Parkinson’s disease, neuronal extracellular vesicles, blood biomarker, neurodegenerative disorders
Parkinson's Disease
Parkinson´s disease (PD), the second most common neurodegenerative disease, is characterized by progressive degeneration of dopaminergic neurons in the central nervous system (CNS), most prominent within the Substantia nigra pars compacta (SNpC). Neuropathologically, PD is defined by the accumulation of misfolded alpha-synuclein (a-syn) as insoluble "Lewy-Bodies", first described by Dr. Friedrich Lewy in 1912 [1, 2]. a-Syn is expressed mainly at presynaptic terminals, however, to date, its function is not entirely understood. It has been shown to be involved in neurotransmitter release and synaptic interaction via the soluble N-ethylmaleimide-sensitive factor attachment receptor (SNARE) complex. In PD, a-syn forms insoluble aggregates and intracellular occlusions, causing cytotoxic damage by mitochondrial, lysosomal, and proteasomal dysfunction, damaged membranes and altered synaptic functions, subsequently leading to neurodegeneration [3]. The toxicity of misfolded oligomer a-syn was so far shown in vivo and in vitro [4, 5].

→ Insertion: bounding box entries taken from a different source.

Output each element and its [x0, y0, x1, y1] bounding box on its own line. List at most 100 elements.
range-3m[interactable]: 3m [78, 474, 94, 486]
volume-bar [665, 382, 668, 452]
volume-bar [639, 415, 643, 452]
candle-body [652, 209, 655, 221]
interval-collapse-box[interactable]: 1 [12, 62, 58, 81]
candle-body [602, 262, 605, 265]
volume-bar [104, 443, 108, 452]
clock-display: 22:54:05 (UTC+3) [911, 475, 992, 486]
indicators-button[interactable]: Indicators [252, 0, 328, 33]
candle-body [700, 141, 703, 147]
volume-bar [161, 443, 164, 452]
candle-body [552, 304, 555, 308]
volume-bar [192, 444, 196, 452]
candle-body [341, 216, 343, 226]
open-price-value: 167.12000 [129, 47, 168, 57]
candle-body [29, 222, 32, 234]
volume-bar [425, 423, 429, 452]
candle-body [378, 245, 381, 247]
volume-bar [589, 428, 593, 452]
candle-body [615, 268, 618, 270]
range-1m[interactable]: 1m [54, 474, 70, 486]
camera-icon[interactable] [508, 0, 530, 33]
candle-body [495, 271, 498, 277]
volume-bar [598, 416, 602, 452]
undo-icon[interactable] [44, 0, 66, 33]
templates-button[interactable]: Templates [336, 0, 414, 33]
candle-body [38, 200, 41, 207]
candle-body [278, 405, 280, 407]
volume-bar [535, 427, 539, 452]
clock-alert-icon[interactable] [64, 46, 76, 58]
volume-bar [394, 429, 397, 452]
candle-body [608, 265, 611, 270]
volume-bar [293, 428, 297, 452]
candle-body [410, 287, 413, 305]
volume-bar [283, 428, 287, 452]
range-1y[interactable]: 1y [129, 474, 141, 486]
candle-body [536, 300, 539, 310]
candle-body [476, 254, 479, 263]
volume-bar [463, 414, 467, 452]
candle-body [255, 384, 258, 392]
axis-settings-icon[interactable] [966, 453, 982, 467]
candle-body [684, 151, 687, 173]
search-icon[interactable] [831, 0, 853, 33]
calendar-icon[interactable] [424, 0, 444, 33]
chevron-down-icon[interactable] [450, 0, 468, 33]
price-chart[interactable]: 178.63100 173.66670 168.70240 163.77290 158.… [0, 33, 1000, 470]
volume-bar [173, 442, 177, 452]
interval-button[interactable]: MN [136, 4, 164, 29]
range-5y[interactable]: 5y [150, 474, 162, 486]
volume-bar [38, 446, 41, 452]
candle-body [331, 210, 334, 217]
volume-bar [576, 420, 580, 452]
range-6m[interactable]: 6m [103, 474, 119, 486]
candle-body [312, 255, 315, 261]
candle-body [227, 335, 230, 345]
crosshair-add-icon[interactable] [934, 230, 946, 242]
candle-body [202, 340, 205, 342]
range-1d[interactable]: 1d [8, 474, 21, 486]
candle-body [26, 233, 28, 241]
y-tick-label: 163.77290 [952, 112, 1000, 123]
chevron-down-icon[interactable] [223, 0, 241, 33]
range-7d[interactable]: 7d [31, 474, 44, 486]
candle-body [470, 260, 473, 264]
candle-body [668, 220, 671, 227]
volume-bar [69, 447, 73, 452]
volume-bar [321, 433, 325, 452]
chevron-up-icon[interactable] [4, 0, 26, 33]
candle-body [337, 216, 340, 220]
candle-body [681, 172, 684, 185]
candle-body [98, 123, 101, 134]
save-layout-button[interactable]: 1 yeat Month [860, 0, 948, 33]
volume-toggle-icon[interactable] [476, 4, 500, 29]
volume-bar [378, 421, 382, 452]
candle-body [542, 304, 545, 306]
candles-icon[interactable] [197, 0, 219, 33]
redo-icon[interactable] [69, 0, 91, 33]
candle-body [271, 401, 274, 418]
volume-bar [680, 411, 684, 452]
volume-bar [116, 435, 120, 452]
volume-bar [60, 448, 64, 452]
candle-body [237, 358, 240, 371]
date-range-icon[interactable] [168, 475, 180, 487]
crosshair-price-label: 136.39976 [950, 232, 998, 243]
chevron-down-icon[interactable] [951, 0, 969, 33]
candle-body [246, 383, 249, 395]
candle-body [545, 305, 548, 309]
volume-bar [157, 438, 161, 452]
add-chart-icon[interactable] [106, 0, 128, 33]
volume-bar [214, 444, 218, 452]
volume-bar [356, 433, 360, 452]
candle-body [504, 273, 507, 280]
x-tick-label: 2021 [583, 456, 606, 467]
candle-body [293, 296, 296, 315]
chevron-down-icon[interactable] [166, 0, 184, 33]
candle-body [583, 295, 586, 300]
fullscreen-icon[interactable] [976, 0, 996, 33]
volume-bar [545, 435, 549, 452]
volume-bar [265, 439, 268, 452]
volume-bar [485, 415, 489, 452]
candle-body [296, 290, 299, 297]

In patients, PD manifests with cardinal motor symptoms such as resting tremor, rigidity, bradykinesia, and loss of postural reflexes [6], but patients also often suffer from gastrointestinal (GI) symptoms accompanied by altered gut microbiota composition [7]. Interestingly, a-syn aggregates are also found in the GI tract, and recent findings in the field indicate that this misfolded a-syn may originate from the Enteric Nervous System (ENS) [8]. It was postulated that a-syn pathology might start in the gut reaching the brain via retrograde axonal transport through the vagal nerve (Figure 1).